The Yoon Suk Yeol administration planned to run seven programs on a budget of 181.4 billion won ($140 million) next year. The party removed all of them.

There is no reason for this other than the fact that the Yoon administration placed a high priority on the revival of nuclear power industry.

The party's removal of all nuclear budget items raises suspicions that it is trying to revive the previous Moon Jae-in administration's policy to phase out nuclear energy. It also shows the party's attempts to dictate policy in the budget review.

The Democratic Party cited that economic feasibility and safety of the nuclear budget items were not sufficiently checked. This is an unconvincing and lame excuse.

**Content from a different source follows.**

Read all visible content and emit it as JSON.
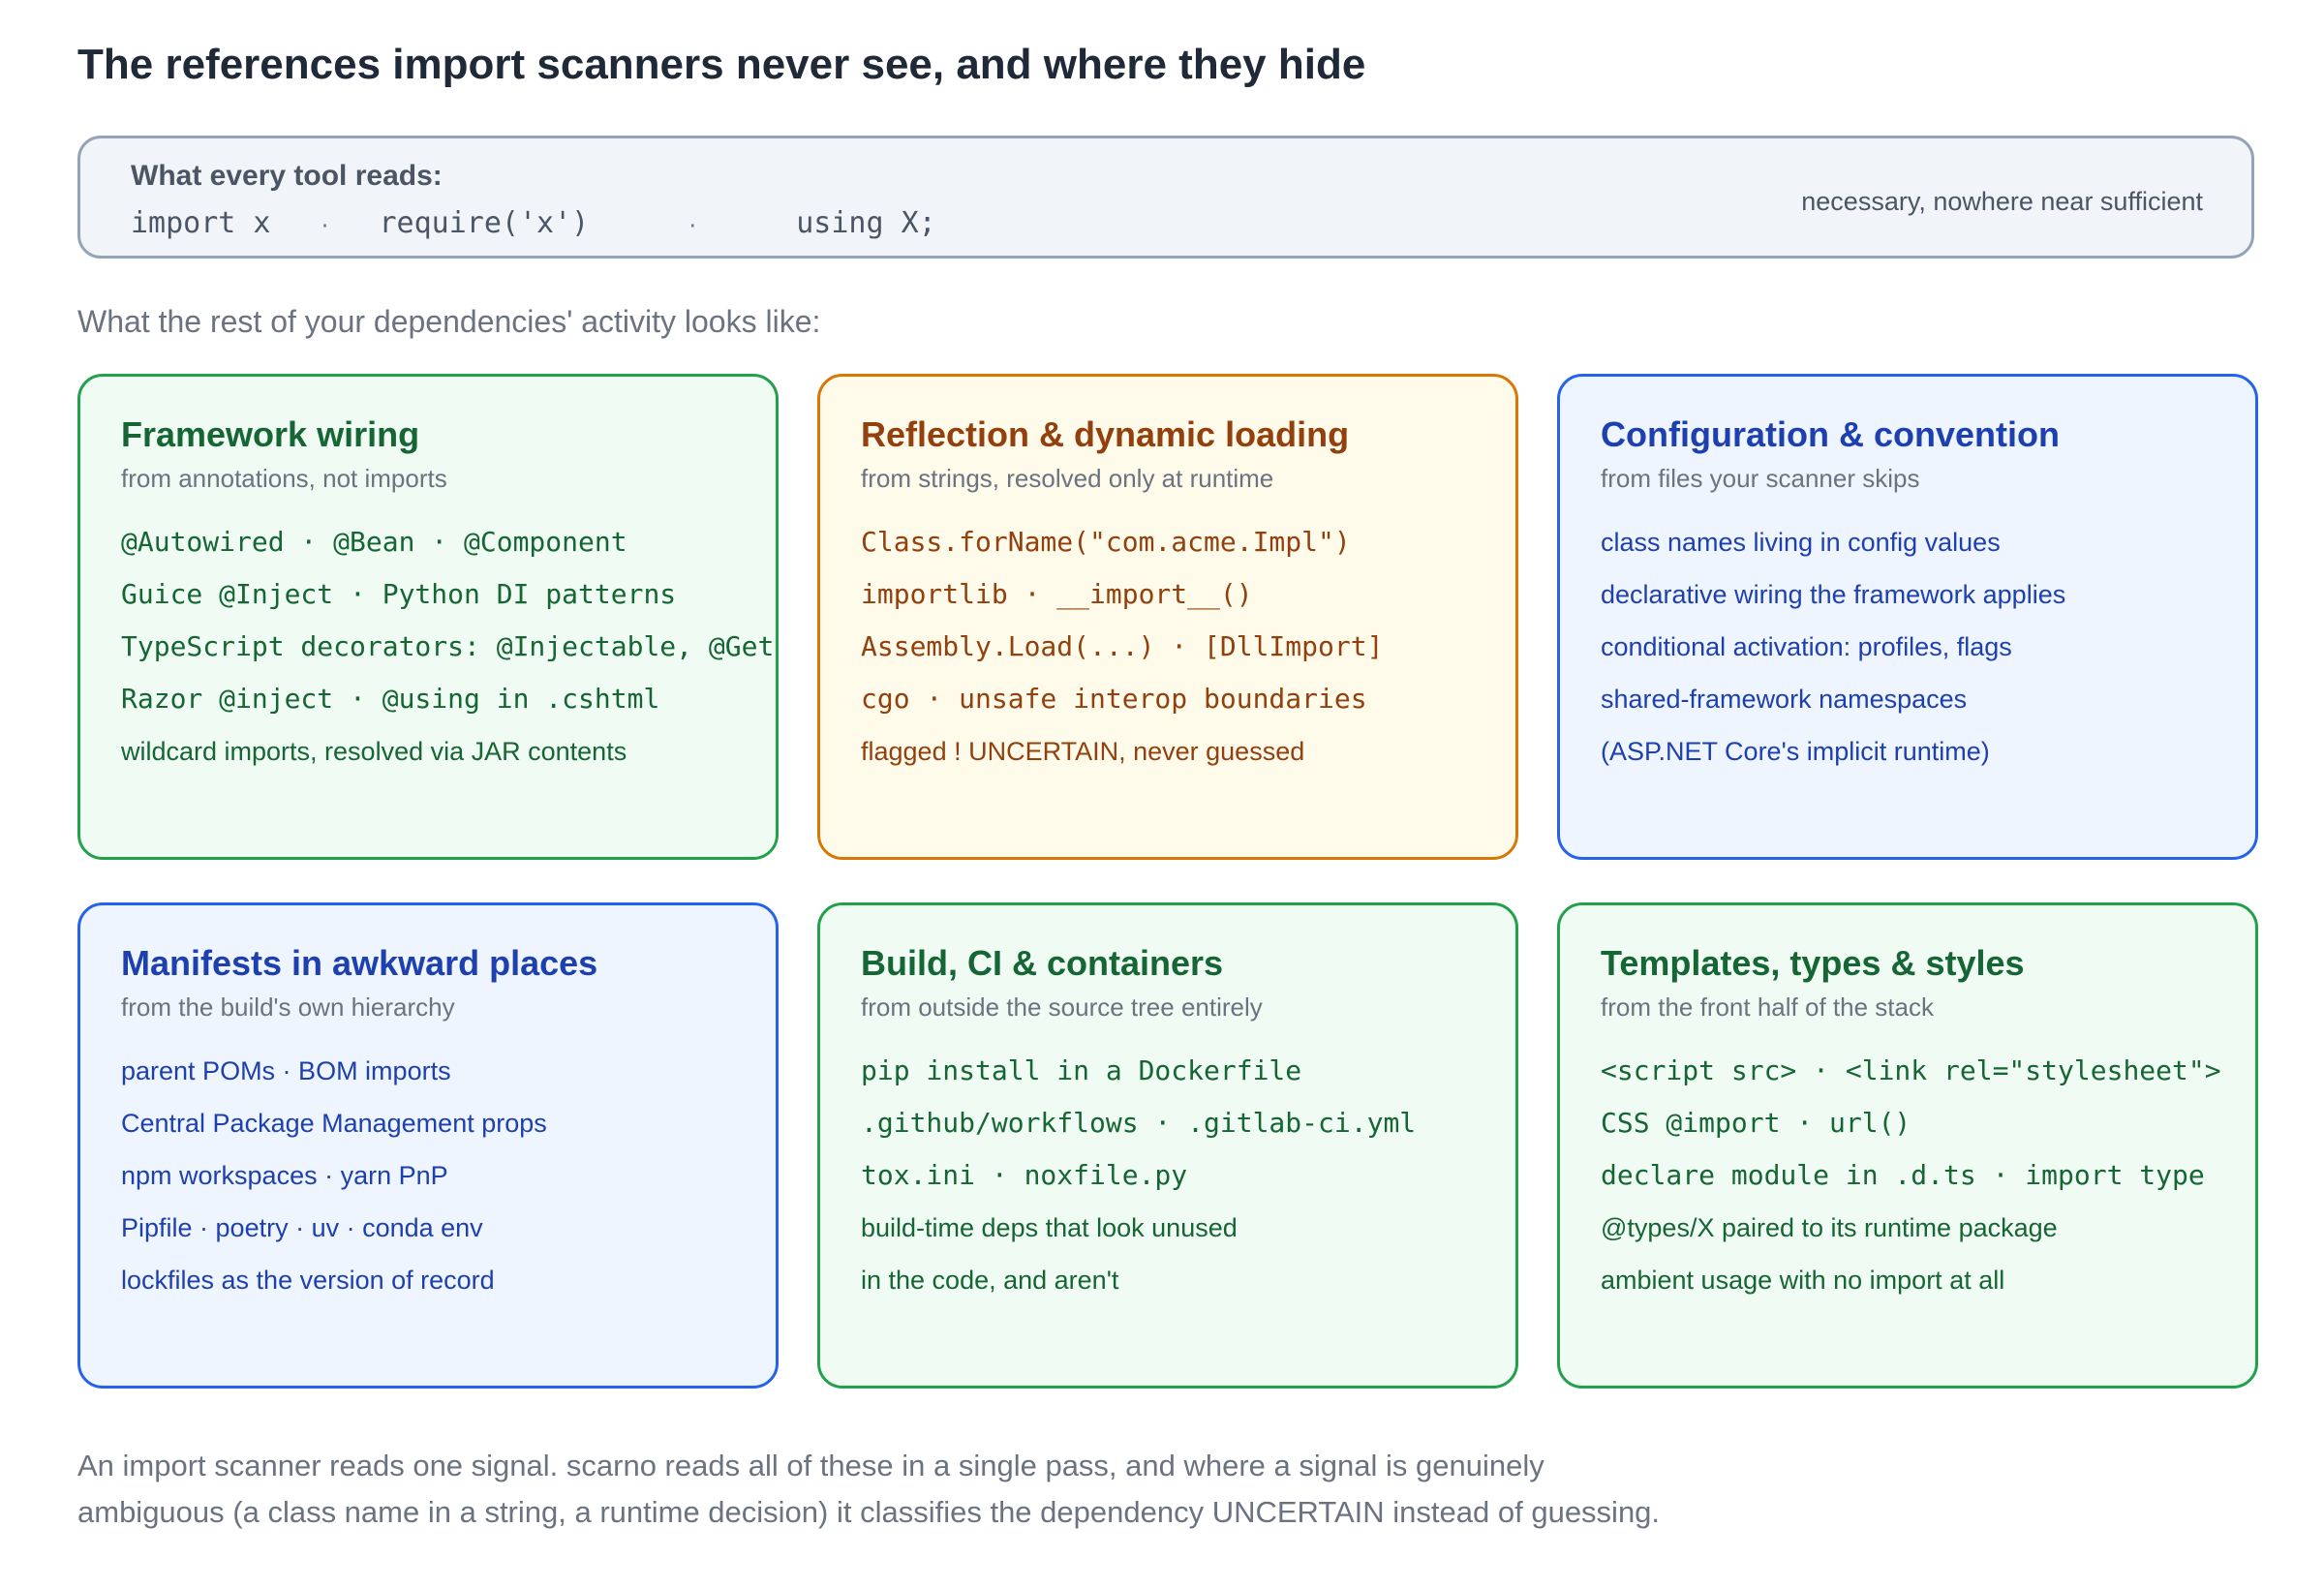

Meanwhile, the party sharply increased budgets related to new renewable energy that the Moon administration tried to develop as an alternative to nuclear after declaring the nuclear phase-out policy. It also drastically increased the budget for Korea Institute of Energy Technology, a university established to fulfill Moon's election pledge and funded mostly by Korea Electric Power Corp., which was suffering astronomical deficits due to the Moon's nuclear policy. The ruling People Power Party boycotted the standing committee vote in protest against the Democratic Party's revised budget bill.

The removal of budgets for nuclear power export guarantee and financial support raises concerns not only about ongoing efforts to win new contracts but also about existing contracts to provide nuclear power plant equipment in overseas markets.

It is particularly irresponsible and thoughtless to eliminate the budget for research and development on small modular reactors. The Yoon administration has pushed SMR research and development as an important project to secure less expensive and stable energy source.

The Yoon government is speeding up R&D after launching the SMR Alliance of 11 public institutions and 31 private enterprises. If the budget bill as revised by the Democratic Party finally passes the Assembly plenary session, research and development programs on small reactors will stop. The United States, France and other countries are spending large amounts on developing small modular reactors. As long as the majority opposition party impedes the government policy in this situation, Korea risks falling behind the global competition.

Small modular reactors that are attracting attention as next-generation atomic power plants were selected as a new growth field by the Moon administration. Lee Jae-myung, leader of the Democratic Party, pledged to work on developing them during his presidential campaign. Nevertheless, the party removed the budget. It was a vengeful move seemingly intended to abolish the current government's energy policy.

The Democratic Party allocated hundreds of billion won to budgets for renewable energy projects such as solar and related financial support, while deleting nuclear budgets. Recently the Board of Audit and Inspection found evidence of widespread illegal favors and irregularities in connection with the operation of the Moon government's solar power programs. The party would have little to say even if it faces suspicion that it is trying to resurrect a corrupt cartel of solar businesses and public officials.

Presently in Korea, solar farms are concentrated on the southeastern region and not backed up by electrical grids. Moreover, topographically and climatically, Korea is not suitable for solar power. For Korea, it is appropriate to shift focus from solar to small reactors and allot R&D budget accordingly.

Probably the Democratic Party knows this. And yet it sticks to its guns. Reviving the nation's nuclear industry leads to its future growth engine. It is questionable if the party views damage to national interest as a side issue as long as it can block the Yoon government from reopening an era of nuclear energy.

A government budget that was curtailed in a standing committee will go to the Special Committee on Budget & Accounts then to the plenary session. The public is watching the Democratic Party's "budget tyranny" that cuts short the policies of the Yoon government.